Salesforce has launched an investigation into “unusual activity” involving Gainsight-published applications that may have exposed customer data, the company confirmed on Thursday.
In a brief update posted to its status portal, Salesforce said that certain Gainsight apps — which customers install and manage within their own Salesforce environments — may have enabled unauthorized access to some customer data. As a precaution, the company has revoked all active access tokens associated with Gainsight’s applications.
Salesforce clarified that there is no evidence the issue stems from a vulnerability within the Salesforce platform itself.
Gainsight, in a statement on its website, said it is working closely with Salesforce to investigate the incident and understand what triggered the revocation of its access tokens. The company has not responded to additional requests for comment.

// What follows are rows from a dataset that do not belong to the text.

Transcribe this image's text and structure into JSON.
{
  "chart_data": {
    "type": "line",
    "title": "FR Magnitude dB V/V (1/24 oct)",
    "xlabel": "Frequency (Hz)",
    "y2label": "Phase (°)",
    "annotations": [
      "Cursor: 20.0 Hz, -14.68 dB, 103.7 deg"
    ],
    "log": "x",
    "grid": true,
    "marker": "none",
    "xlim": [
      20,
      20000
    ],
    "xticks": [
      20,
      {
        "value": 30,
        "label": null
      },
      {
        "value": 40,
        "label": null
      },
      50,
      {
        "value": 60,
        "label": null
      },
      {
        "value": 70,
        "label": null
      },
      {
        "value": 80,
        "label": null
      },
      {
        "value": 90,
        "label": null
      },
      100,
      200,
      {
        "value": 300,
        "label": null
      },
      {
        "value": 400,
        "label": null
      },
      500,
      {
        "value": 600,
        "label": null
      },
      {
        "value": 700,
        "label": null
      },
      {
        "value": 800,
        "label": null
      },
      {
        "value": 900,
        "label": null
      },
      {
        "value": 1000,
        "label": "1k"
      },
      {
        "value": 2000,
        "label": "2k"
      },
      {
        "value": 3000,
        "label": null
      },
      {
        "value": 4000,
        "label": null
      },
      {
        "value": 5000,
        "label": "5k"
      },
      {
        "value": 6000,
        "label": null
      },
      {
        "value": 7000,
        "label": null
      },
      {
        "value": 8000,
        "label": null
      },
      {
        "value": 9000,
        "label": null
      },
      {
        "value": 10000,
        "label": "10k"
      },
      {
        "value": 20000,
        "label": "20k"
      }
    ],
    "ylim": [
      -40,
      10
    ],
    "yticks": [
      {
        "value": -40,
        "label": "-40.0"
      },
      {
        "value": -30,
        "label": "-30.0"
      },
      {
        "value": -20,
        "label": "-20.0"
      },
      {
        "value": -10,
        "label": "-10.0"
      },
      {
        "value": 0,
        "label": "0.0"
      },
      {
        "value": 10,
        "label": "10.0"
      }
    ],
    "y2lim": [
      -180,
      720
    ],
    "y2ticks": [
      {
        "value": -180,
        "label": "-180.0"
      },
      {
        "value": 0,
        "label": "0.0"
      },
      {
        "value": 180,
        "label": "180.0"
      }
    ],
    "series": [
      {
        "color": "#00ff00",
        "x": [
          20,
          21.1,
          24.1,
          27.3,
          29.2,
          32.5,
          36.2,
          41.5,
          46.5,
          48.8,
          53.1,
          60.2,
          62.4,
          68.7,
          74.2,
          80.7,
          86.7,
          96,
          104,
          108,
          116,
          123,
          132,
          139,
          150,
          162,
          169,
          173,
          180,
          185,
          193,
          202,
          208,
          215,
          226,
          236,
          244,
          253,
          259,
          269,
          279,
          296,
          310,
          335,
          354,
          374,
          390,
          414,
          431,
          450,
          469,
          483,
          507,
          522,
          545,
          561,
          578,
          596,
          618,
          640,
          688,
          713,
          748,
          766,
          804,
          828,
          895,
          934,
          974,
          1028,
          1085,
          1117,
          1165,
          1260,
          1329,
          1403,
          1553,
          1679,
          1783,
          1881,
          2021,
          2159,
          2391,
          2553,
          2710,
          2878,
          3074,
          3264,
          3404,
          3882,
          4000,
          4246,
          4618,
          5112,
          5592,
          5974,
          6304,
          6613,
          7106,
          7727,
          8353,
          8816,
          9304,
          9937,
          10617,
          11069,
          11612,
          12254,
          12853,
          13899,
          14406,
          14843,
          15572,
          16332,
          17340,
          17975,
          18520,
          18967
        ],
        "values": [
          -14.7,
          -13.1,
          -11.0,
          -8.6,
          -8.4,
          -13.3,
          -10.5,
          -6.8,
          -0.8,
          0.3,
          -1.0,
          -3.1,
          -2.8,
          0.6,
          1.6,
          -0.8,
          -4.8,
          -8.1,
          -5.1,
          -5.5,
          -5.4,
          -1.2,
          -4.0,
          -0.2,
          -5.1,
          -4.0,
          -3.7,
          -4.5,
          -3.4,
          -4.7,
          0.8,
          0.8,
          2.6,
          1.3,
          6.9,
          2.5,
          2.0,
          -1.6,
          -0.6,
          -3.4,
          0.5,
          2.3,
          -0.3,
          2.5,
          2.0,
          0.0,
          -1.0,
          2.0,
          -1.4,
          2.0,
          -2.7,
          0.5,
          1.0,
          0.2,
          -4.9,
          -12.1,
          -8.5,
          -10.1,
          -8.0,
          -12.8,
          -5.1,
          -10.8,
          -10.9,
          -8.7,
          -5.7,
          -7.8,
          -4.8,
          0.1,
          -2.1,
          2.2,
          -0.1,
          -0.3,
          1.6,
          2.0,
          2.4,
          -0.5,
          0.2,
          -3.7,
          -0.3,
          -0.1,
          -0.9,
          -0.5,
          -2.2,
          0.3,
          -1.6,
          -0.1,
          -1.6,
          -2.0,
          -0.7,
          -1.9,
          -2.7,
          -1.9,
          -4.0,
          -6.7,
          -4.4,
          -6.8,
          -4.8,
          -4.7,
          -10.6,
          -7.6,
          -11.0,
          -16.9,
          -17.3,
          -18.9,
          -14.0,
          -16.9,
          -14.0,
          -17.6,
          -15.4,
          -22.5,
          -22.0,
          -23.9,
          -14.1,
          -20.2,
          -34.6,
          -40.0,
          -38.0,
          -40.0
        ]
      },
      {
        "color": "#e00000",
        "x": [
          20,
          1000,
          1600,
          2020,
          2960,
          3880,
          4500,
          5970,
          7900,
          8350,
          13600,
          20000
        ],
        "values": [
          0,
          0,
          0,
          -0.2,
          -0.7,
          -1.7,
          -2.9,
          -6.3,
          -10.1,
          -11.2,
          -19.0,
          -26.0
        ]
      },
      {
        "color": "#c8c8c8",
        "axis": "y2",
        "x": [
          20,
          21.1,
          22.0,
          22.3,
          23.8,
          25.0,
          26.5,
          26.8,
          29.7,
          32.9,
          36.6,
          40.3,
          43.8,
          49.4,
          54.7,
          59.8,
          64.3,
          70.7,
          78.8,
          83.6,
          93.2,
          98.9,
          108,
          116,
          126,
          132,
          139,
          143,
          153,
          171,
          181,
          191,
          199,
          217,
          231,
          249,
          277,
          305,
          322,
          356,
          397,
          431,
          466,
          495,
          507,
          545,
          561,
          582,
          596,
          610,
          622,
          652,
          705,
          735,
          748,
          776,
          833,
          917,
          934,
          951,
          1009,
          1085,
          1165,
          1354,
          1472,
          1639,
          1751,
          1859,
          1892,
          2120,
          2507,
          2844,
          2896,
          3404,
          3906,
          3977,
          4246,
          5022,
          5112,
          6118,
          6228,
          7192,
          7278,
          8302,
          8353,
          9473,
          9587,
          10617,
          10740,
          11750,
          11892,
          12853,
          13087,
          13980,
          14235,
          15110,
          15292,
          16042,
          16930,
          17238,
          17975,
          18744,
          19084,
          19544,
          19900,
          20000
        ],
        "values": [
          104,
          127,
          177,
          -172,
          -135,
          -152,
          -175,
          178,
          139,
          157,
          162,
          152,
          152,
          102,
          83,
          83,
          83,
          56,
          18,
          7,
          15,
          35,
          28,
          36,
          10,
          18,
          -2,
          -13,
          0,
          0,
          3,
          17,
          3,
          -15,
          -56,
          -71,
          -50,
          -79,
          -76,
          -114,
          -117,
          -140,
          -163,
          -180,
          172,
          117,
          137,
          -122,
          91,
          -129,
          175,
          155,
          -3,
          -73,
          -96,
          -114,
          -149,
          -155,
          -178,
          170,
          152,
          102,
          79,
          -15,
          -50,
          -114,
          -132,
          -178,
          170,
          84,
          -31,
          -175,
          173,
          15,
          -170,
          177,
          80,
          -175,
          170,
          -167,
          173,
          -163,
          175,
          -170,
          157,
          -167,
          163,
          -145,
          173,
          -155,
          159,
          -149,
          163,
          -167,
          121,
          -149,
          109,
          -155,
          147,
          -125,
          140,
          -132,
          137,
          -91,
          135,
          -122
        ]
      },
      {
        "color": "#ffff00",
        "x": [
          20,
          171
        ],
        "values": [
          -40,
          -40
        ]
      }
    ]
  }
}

While the scope of the incident remains unclear, the event highlights a growing cybersecurity concern: attackers increasingly target integrations between Software-as-a-Service platforms rather than the platforms themselves.

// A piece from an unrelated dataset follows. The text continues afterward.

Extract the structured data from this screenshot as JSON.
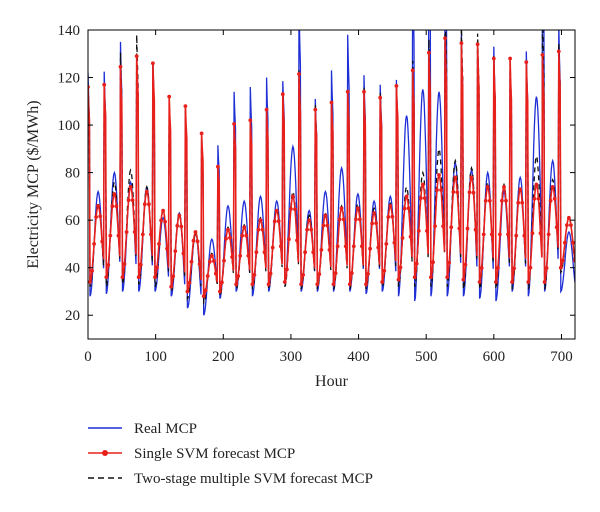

Recent attacks reinforce this trend. Last month, Google reported that more than 100 companies may have been affected by a flaw exploited in Oracle’s E-Business Suite integrations. Earlier in June, Google also revealed that hackers tricked employees of Salesforce clients into downloading a tampered version of the Salesforce Data Loader tool, compromising corporate data.
Cybersecurity expert Jaime Blasco, cofounder of Nudge Security, said attackers no longer need to breach core systems when third-party integrations offer an easier path.
“This is the new attack surface,” he told Reuters.